Learn what a Pareto diagram is, see some examples of the Pareto principle in action, read the benefits of the Pareto diagrams, and learn the eight steps to creating a Pareto diagram.
What is a Pareto diagram?
A Pareto chart is a visual bar chart that consists of a bar chart and a line chart. The bar graph shows the causes in descending order of their frequency, while the line graph shows the cumulative percentage in ascending order.
What is the Pareto principle?
The Pareto diagram stems from the Pareto principle, commonly known as the 80/20 rule, which states that 80% of the output of a given situation or system is determined by only 20% of the input. In other words, when multiple factors influence a situation, a few factors will account for most of the impact.
TO SEE: Recruitment Package: Data Scientist (Tech Republic Premium)
The Pareto principle can be applied to a wide range of fields, such as manufacturing, project management, human resources, customer-facing businesses, quality analysis, software testing, and personal life.
The reason the Pareto principle is so effective is that it is impractical to spend all your resources on solving all the problems that arise during a project. You need to identify the most common problems so that you can use the minimum resources to solve them while getting the best possible result.
A Pareto chart helps achieve this as these charts help identify the most common types of defects or other causes of problems. That way, you can prioritize and focus on solving the 20% of the problems that require the least effort, while still delivering the 80% result.
Some examples of the Pareto principle are:
- About 20% of your customers account for 80% of your company’s revenue.
- Customers use 20% of your application’s features 80% of the time.
- About 20% of design errors cause 80% of software errors.
- Only 20% of a company’s employees generate 80% of its profits.
Why Use a Pareto Chart?
Here are the advantages of Pareto diagrams:
- Pareto diagrams identify key root causes, helping teams focus their efforts on areas of greatest impact.
- The charts are an excellent visualization tool when you have many problems, causes or conditions and want to find the essential few from the trivial many as the charts organize data to show different problems or the causes of problems.
- They improve the effectiveness of quality management, overall performance management, planning, analysis and problem solving.
- These charts guide decision making and problem solving.
- They help to better plan corrective and preventive actions.
- A Pareto chart helps with time management at work or on a personal level.
Create a Pareto diagram
List and group the category of problems, items, or causes.
Set the benchmark.
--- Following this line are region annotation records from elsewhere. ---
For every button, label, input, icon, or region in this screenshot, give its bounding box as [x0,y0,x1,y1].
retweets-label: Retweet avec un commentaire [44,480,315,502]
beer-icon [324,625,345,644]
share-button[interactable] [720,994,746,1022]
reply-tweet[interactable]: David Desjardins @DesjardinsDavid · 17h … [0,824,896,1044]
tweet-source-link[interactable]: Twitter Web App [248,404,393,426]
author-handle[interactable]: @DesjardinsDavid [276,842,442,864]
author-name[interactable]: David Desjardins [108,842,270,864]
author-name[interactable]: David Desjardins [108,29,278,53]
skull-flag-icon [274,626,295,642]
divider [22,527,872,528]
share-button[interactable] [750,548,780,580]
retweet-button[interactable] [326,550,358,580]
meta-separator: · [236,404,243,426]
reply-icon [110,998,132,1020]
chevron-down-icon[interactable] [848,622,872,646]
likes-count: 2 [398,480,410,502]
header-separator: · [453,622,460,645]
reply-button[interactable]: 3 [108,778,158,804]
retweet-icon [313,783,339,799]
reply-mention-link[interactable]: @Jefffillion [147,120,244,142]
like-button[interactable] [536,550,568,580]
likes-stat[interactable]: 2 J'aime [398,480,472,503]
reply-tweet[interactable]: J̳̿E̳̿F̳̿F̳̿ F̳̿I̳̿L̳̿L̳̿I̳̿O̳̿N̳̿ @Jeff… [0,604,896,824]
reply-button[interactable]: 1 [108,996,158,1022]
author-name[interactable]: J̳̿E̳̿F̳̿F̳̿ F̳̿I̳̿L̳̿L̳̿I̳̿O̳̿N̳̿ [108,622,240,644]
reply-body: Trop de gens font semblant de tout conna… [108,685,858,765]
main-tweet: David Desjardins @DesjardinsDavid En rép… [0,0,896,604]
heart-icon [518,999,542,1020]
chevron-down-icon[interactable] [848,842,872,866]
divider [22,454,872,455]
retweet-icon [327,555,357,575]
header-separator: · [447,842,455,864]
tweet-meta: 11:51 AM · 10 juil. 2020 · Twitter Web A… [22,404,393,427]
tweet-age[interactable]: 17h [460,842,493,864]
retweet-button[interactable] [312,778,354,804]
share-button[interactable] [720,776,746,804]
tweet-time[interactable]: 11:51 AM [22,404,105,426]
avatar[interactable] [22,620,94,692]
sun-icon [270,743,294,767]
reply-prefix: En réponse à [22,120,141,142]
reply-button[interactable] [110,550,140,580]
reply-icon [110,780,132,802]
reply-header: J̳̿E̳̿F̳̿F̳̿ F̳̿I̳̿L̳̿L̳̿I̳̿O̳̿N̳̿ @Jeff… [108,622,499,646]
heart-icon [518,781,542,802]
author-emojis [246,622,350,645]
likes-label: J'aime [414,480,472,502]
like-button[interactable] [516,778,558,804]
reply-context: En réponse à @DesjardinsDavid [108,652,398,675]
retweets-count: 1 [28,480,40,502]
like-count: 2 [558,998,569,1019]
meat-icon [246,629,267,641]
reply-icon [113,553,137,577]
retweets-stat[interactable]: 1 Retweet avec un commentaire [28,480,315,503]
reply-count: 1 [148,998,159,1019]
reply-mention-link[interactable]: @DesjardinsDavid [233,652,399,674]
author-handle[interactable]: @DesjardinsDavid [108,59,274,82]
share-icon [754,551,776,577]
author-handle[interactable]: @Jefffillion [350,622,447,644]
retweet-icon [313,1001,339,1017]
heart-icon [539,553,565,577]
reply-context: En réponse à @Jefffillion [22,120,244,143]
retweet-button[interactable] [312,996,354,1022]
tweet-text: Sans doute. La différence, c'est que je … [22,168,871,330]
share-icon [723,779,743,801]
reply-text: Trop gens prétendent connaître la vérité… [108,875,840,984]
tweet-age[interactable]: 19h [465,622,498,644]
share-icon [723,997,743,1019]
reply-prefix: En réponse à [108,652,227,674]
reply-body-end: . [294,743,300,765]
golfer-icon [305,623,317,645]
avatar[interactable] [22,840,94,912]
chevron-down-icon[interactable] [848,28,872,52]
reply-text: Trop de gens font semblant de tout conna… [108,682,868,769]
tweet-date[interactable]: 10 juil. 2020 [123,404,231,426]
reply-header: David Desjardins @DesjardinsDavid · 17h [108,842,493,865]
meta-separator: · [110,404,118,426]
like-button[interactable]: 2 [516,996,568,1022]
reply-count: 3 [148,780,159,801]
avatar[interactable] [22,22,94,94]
For example, you can measure the data in terms of:
- Frequency: The number of times a problem has occurred.
- Duration: How long will it take.
- Cost: How many resources it uses.
Choose the duration for the data collection, for example a week, month or year.
Collect the data and then calculate the grand total for all items. Calculate the percentage of each item by taking the item’s frequency, dividing it by the grand total, and multiplying by 100.
List the items in ascending order – most common to least common. Next, calculate the cumulative percentage of each item by adding the sum of that item’s percentage to the percentage of the item before it.
Create a bar chart and draw the bars for each item on the horizontal axis from highest to lowest. Label the left y-axis with the numbers (frequency, time, or cost), then label the right y-axis with the cumulative percentages. The cumulative total must equal 100%.
Draw the cumulative line graph by adding the cumulative percentages of each category. The first point on the cumulative line graph must be aligned with the top of the first bar.
Analyze the chart to identify the items that seem to be causing the most problems. The few bars on the left side of the Pareto chart are the source of most – say 80% – of the problems. That gives a clear picture of which areas you need to tackle.
You can also look at the cumulative line graph, which should show a clear breakpoint where it starts to level off quickly. This means that the first few problem areas quickly make up a high percentage of total problems.
A Pareto diagram is easy to draw, use, and communicate problems. The charts are an excellent quality management tool that can be used for a variety of purposes. They distinguish the vital few from the trivial many because they represent the relative size of different categories, sorted by significance. Use them to prioritize your work by finding the small causes with the biggest impact and then solving them.